Nanoscopic technologies toward molecular profiling of single extracellular vesicles for cancer liquid biopsy

Abstract

Extracellular vesicles (EVs) have emerged as promising cancer biomarkers due to their encapsulation of molecular signals reflective of originating tumor cells. Conventional analytical methods often fall short in comprehensive EV molecular profiling, necessitating innovative approaches for enhanced sensitivity and selectivity. This review focuses on the utilization of nanoplasmonic structures for optical signal detection of EVs, exploring advancements, challenges, and future prospects toward single EV molecular profiling. Nanoplasmonic structures offer enhanced optical readout capabilities, leveraging light iridescence, and plasmonic amplification suitable for the size range and complexity of the EVs. We delve into the research and implications of on-chip methods, shedding light on EVs' role in health and disease.

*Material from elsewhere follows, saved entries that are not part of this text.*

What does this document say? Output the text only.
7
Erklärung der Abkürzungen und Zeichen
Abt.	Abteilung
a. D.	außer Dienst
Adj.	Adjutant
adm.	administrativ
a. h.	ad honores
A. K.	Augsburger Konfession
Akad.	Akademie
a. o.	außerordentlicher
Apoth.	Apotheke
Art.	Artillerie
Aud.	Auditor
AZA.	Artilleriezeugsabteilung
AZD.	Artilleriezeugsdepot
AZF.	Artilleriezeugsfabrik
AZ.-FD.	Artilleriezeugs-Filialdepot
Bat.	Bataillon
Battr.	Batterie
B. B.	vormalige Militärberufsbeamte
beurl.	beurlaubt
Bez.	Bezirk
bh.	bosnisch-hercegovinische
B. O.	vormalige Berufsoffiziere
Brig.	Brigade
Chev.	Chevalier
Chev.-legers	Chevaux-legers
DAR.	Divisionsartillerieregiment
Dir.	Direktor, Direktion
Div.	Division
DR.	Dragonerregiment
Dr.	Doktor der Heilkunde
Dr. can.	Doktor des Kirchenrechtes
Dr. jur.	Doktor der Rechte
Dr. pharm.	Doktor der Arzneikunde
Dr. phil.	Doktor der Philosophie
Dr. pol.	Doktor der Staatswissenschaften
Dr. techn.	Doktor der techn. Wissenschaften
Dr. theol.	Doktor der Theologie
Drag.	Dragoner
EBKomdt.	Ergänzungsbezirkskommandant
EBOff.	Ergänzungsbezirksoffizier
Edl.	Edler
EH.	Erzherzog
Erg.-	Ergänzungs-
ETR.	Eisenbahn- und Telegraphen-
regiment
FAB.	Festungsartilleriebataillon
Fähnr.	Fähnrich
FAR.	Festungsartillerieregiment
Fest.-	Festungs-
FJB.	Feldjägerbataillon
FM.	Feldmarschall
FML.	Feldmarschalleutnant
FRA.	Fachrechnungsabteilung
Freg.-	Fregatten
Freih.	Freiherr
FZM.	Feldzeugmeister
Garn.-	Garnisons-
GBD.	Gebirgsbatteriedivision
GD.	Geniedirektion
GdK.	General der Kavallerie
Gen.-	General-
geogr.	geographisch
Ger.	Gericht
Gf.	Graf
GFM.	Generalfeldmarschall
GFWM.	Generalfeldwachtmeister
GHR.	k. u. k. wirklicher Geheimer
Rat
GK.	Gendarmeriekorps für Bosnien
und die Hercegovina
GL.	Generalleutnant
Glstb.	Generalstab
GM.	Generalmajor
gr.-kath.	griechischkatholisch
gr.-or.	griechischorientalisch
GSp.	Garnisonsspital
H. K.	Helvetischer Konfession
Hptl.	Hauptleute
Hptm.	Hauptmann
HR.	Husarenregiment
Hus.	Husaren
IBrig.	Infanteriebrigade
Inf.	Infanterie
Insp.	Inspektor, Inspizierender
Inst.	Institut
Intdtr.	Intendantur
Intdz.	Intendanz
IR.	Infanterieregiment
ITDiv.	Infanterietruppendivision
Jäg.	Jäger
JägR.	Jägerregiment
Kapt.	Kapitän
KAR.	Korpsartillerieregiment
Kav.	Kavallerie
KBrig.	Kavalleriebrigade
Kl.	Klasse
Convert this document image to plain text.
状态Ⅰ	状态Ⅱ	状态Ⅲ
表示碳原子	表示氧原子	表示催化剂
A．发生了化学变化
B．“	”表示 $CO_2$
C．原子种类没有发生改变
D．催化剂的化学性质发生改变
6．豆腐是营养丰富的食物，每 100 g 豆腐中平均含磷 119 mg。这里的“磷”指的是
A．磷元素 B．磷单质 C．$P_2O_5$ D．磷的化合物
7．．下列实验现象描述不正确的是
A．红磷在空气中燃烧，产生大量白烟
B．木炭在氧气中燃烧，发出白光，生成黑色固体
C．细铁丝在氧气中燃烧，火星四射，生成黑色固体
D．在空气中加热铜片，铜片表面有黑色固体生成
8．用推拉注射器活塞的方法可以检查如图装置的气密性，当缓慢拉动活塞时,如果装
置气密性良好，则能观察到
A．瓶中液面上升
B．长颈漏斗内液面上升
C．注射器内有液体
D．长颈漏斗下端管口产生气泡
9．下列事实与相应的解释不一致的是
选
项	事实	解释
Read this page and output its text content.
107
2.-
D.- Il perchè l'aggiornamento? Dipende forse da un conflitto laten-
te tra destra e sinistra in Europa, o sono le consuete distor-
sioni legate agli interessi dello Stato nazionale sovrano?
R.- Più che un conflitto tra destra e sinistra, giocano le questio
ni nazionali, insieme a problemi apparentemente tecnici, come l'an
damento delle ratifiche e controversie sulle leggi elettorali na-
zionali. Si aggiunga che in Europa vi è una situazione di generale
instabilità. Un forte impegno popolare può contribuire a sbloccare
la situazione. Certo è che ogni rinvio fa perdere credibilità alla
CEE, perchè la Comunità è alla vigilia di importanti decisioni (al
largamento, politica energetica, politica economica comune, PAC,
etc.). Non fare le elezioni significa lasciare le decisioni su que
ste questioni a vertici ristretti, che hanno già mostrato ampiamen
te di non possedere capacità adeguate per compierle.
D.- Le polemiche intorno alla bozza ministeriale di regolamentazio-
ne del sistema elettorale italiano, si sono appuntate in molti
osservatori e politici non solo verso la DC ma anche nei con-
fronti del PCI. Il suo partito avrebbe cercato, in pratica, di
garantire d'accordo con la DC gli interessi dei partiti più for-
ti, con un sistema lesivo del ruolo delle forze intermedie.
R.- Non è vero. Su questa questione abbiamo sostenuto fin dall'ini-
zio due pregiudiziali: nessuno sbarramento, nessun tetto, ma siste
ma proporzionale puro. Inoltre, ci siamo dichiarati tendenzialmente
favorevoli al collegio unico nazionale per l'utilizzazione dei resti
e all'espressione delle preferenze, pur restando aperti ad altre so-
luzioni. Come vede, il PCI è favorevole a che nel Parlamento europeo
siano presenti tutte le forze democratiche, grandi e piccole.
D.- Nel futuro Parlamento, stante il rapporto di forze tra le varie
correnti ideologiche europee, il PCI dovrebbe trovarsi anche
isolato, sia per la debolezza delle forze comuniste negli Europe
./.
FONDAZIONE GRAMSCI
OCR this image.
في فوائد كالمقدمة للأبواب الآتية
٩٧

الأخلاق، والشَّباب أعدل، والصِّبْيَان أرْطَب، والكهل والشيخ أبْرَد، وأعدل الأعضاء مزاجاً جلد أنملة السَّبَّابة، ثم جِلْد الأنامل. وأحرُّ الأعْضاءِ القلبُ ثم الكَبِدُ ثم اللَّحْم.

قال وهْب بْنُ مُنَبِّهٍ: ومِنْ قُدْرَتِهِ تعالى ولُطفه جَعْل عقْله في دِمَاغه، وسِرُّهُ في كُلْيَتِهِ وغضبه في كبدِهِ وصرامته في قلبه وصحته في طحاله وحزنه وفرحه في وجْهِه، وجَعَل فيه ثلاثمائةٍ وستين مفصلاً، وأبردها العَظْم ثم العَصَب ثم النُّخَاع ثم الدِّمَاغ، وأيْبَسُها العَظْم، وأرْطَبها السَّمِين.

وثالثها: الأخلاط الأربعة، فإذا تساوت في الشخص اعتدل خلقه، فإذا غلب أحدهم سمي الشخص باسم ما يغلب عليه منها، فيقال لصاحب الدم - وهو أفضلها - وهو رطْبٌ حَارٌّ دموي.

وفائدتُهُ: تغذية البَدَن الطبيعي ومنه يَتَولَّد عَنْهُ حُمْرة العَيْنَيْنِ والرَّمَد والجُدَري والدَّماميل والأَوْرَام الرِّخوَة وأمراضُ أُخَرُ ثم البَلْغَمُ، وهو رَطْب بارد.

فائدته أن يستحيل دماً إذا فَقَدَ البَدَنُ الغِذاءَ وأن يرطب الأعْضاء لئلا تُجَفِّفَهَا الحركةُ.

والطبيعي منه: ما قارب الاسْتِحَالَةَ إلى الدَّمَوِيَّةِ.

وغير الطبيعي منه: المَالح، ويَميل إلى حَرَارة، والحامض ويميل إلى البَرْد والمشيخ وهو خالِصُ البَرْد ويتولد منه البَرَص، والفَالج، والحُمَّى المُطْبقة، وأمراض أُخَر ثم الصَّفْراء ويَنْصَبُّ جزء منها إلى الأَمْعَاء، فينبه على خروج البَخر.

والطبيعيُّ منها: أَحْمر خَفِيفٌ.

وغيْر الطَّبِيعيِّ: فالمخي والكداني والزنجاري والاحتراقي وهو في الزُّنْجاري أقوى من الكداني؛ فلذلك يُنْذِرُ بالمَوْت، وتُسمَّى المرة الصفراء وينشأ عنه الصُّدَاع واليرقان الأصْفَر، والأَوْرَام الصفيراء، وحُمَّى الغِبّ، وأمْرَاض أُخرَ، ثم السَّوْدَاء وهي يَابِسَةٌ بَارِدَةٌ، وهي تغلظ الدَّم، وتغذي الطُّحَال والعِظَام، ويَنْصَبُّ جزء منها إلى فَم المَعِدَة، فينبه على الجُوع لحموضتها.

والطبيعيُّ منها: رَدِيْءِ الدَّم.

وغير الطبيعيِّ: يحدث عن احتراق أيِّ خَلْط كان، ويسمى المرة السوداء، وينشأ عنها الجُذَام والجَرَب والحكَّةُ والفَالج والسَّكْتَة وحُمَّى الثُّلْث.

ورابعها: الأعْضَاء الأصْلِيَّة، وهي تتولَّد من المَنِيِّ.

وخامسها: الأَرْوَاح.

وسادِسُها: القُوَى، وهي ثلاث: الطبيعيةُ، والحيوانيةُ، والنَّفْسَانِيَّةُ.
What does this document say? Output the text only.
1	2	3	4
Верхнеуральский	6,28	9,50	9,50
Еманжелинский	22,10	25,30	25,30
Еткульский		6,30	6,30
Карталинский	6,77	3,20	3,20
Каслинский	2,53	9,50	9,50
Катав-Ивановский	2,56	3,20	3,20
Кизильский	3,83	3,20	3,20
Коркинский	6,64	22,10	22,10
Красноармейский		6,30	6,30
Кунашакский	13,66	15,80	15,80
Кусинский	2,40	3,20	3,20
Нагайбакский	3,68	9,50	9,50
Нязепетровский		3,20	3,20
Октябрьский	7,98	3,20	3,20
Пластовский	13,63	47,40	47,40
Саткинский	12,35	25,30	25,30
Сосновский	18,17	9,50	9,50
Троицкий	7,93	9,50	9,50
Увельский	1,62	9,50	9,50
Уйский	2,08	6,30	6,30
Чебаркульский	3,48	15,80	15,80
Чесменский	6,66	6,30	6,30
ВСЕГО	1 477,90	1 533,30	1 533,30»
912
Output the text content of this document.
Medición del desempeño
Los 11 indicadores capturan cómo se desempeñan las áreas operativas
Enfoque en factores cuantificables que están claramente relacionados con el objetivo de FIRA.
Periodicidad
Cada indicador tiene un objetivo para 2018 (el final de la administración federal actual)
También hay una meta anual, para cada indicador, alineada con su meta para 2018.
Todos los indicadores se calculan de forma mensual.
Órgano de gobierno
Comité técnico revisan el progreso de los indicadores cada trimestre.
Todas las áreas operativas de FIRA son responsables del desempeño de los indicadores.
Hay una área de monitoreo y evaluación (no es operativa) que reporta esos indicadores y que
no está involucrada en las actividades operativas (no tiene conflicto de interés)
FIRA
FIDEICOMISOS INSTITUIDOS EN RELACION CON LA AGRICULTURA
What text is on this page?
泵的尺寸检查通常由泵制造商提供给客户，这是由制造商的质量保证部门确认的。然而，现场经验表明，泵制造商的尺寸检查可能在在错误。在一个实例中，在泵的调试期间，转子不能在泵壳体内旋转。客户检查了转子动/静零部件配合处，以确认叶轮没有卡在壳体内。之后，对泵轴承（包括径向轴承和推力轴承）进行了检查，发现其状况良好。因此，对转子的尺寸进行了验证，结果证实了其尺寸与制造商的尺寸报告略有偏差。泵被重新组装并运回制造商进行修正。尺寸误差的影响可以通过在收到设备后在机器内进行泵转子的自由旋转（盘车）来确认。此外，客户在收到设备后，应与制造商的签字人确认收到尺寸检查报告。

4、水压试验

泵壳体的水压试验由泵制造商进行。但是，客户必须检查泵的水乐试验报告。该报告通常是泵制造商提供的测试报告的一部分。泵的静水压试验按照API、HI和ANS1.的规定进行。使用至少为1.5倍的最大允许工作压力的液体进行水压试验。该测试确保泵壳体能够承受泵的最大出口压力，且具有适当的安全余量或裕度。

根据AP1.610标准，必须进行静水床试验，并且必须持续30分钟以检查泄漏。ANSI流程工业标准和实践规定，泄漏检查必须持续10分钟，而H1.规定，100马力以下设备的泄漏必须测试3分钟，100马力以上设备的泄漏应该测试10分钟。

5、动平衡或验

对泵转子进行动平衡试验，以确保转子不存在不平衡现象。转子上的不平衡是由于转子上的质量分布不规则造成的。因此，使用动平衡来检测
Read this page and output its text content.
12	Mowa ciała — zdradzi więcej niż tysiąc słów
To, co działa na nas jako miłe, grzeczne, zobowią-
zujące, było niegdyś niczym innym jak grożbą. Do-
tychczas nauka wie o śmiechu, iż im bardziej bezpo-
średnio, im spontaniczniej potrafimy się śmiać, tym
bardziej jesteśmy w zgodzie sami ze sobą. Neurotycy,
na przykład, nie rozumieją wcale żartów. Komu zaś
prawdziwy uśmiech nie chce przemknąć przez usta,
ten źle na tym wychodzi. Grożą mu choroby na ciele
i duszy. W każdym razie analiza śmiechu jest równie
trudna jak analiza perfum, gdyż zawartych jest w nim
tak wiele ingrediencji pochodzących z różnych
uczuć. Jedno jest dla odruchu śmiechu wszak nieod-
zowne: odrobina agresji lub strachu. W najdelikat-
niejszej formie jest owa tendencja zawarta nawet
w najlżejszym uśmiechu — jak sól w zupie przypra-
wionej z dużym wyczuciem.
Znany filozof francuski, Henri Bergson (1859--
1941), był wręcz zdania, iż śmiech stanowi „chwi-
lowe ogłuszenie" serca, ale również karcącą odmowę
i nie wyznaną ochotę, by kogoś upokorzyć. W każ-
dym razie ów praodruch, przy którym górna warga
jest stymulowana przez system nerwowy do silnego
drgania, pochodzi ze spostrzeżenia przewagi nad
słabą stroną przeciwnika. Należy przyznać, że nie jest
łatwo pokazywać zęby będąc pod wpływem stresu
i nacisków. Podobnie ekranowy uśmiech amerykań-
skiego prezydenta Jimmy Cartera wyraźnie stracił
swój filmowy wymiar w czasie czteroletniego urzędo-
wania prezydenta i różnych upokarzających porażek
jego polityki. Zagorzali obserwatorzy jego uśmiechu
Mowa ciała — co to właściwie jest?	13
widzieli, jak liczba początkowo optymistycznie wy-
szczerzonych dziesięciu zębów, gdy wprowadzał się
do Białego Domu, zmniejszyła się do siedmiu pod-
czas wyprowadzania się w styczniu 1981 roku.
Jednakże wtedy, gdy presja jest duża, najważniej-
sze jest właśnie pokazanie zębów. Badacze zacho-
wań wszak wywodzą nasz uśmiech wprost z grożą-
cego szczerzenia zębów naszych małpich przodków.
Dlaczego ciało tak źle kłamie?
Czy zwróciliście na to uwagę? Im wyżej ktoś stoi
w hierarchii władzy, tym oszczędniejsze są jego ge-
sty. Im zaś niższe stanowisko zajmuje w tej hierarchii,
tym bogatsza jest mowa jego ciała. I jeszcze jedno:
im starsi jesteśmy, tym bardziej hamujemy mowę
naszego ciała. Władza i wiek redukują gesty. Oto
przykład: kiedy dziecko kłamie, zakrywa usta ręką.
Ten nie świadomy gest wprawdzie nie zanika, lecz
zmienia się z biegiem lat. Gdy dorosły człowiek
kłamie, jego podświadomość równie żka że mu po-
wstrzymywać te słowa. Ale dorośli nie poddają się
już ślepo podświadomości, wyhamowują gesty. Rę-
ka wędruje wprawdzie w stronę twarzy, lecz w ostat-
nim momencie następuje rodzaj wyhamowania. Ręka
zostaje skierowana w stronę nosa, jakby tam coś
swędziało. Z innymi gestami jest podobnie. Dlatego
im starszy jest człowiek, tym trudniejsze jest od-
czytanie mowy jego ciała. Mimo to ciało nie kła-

Despite notable progress, opportunities still exist to further develop nanoplasmonic arrays, customizing them for bioanalytes of interest, crucial for both label-free and labeled techniques to attain the objectives of their EV profiling. One such example is the use of specific antibodies for surface functionalization in nanoplasmonic arrays. Other approaches involve tailoring the design of platforms to the physical properties of target EVs, thereby enhancing characterization capabilities. The subsequent sections will cover a curated selection of relevant studies. We later discuss EV analysis through plasmonic nanoarrays in clinical sample scenarios. While patterning methods, such as colloidal self-assembly and e-beam lithography, enable integration with microfluidic systems, facilitating future investigations, few technologies have entered clinical trials. This roadblock highlights the need for further development of cost-effective, detailed molecular profiling methods. Moreover, we discuss avenues like single EV profiling and machine learning to address challenges related to heterogeneity of EVs as liquid biopsy biomarkers. Finally, we discuss future opportunities in developing nanoplasmonic-assisted EV profiling and studied their driving advancements in diagnostic and therapeutic realms, such as customizable nanoplasmonic structures coupled with artificial intelligence analysis modules, as a path forward for precise EV molecular profiling, which may enable personalized therapeutic interventions.